The fixing holes on the back are M3 for the attachement to the printer, the fixing holes for filament hotneck on the side flange are M3, the holes to fix the horseshoe are 3.2 mm and the thread in the horse shoe holes are M3, I tried to make it as simple as I could from this point of view.


The thread on the water and filament holes is 1/8X2 imperial.

The front horizontal hole to be corked is M6.

The tunnel holes back to front and sidewise for water transfer are 5mm diameter but this is not critical, I can go down to 4 mm diameter or worse case scenario 3 mm diameter, I tested first my proof of concept with 2 mm diameter inner water PTFE tube and worked nicelly with that little water, and going to 8mm inner diameter tube dropped my teperature down by 6 Celsius, so I reckon the transfer holes can go as low as 3mm if that might sort out some machining problem.



Of course keeping them around 5mm is better, the more water it passes, the better the cooling it is, the higher printing temperature can be achieved.

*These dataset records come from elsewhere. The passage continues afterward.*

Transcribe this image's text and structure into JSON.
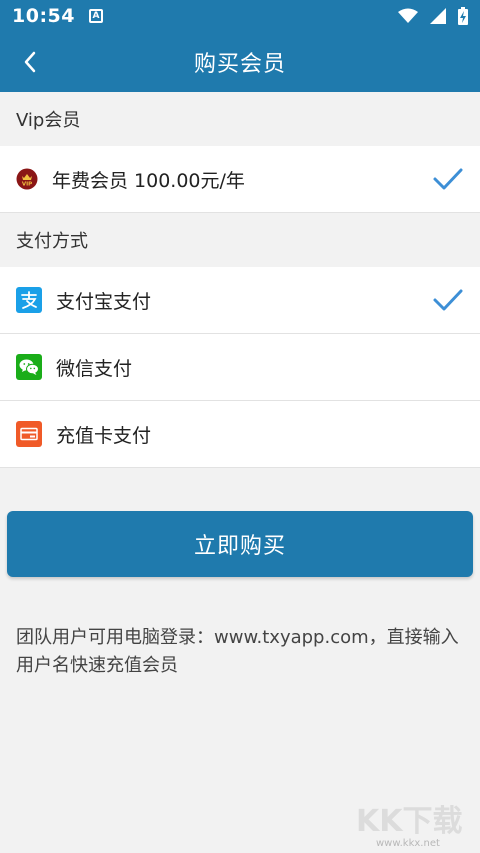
{
  "status_bar": {
    "time": "10:54",
    "notification_letter": "A"
  },
  "app_bar": {
    "title": "购买会员"
  },
  "vip_section": {
    "header": "Vip会员",
    "option": {
      "label": "年费会员 100.00元/年",
      "selected": true
    }
  },
  "payment_section": {
    "header": "支付方式",
    "methods": [
      {
        "label": "支付宝支付",
        "icon": "alipay-icon",
        "color": "#1aa0e8",
        "selected": true
      },
      {
        "label": "微信支付",
        "icon": "wechat-icon",
        "color": "#1aad19",
        "selected": false
      },
      {
        "label": "充值卡支付",
        "icon": "card-icon",
        "color": "#f05a28",
        "selected": false
      }
    ]
  },
  "buy_button": {
    "label": "立即购买"
  },
  "note": {
    "text": "团队用户可用电脑登录：www.txyapp.com，直接输入用户名快速充值会员"
  },
  "watermark": {
    "brand": "KK下载",
    "url": "www.kkx.net"
  },
  "colors": {
    "primary": "#1f7aad",
    "check": "#3d8fd6",
    "background": "#f2f2f2"
  }
}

And I know any other low price 3D printer owner has the same issues when going to print with different support material, and that ties them to low temperature filaments like PLA and ABS, while they dream to go PETG, Nylon or even Polycarbonate, so I think there is a market for my gadget.


But first I need to make sure it works flawlesly, than I need to make sure I have production back up and good prices (or the Chinese will just copy me in a week and outsell me in a month making our efforts worthless)

We have China as a competitor in anything now, they dont give a shit on Intelectual Property rights.

But they also are poor quality revers engineers so their products are at least bad if not useless, and strange enough they never invent enything, just make poor clones in large numebrs.